После этого я позволила игре идти с переменным успехом на протяжении нескольких часов. Иногда Фиорокс вырывался вперед. Но большую часть времени я лидировала, не забывая при этом исправно выпивать все, что мне подсовывали, и делая вид, что мой глаз уже почти ничего не различает и вот-вот совсем закроется. Фиорокс тем временем все больше сатанел. Перед каждым новым кругом он требовал принести новые карты. То и дело без видимых причин начинал неистово орать на своих людей. Несмотря на то что мы оба хорошо были осведомлены в том, что карты, которыми я играла, отличались от тех, которые мне сдал Фиорокс, он никак не мог взять в толк, каким образом мне удавалось каждый раз их незаметно заменить. Поэтому ему оставалось только дождаться того момента, когда я упаду без чувств от избытка выпитой дряни, которой меня непрерывно потчевали его люди. То, что я была совершенно нечувствительна к этому пойлу, тоже выводило беднягу Фиорокса из равновесия. Ведь он потратил немало времени, чтобы придумать это убойное снадобье и хорошенько его приготовить.

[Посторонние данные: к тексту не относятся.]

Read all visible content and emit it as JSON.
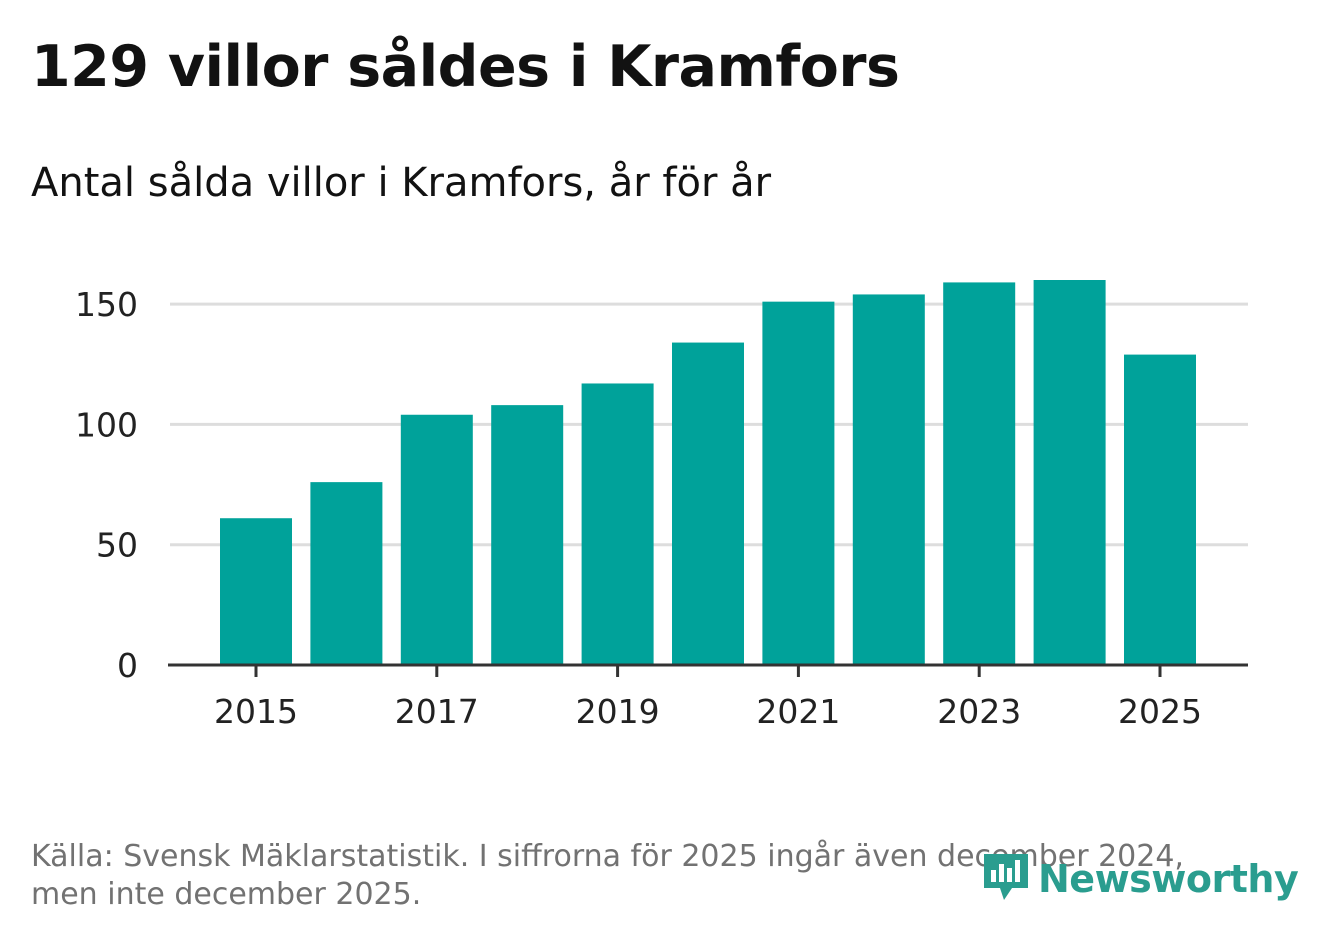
{
  "header": {
    "title": "129 villor såldes i Kramfors",
    "subtitle": "Antal sålda villor i Kramfors, år för år"
  },
  "footer": {
    "source_line1": "Källa: Svensk Mäklarstatistik. I siffrorna för 2025 ingår även december 2024,",
    "source_line2": "men inte december 2025."
  },
  "logo": {
    "text": "Newsworthy",
    "icon": "newsworthy-chart-icon"
  },
  "colors": {
    "bar": "#00a29a",
    "grid": "#dddddd",
    "axis": "#333333",
    "logo": "#2a9d8f"
  },
  "chart_data": {
    "type": "bar",
    "title": "129 villor såldes i Kramfors",
    "subtitle": "Antal sålda villor i Kramfors, år för år",
    "xlabel": "",
    "ylabel": "",
    "categories": [
      "2015",
      "2016",
      "2017",
      "2018",
      "2019",
      "2020",
      "2021",
      "2022",
      "2023",
      "2024",
      "2025"
    ],
    "values": [
      61,
      76,
      104,
      108,
      117,
      134,
      151,
      154,
      159,
      160,
      129
    ],
    "x_tick_labels": [
      "2015",
      "2017",
      "2019",
      "2021",
      "2023",
      "2025"
    ],
    "y_ticks": [
      0,
      50,
      100,
      150
    ],
    "ylim": [
      0,
      160
    ],
    "grid": true,
    "legend": "none"
  }
}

Но я заставила его играть в течение очень длительного времени, когда он был бы прочно прибит к столу собственной жадностью и страхом, порожденным угрозой со стороны тех, кто находился у него за спиной и взирал, как Фиорокс подсыпает все новые и новые порции красиво сверкающих драгоценных камней, — только для того, чтобы снова проиграть!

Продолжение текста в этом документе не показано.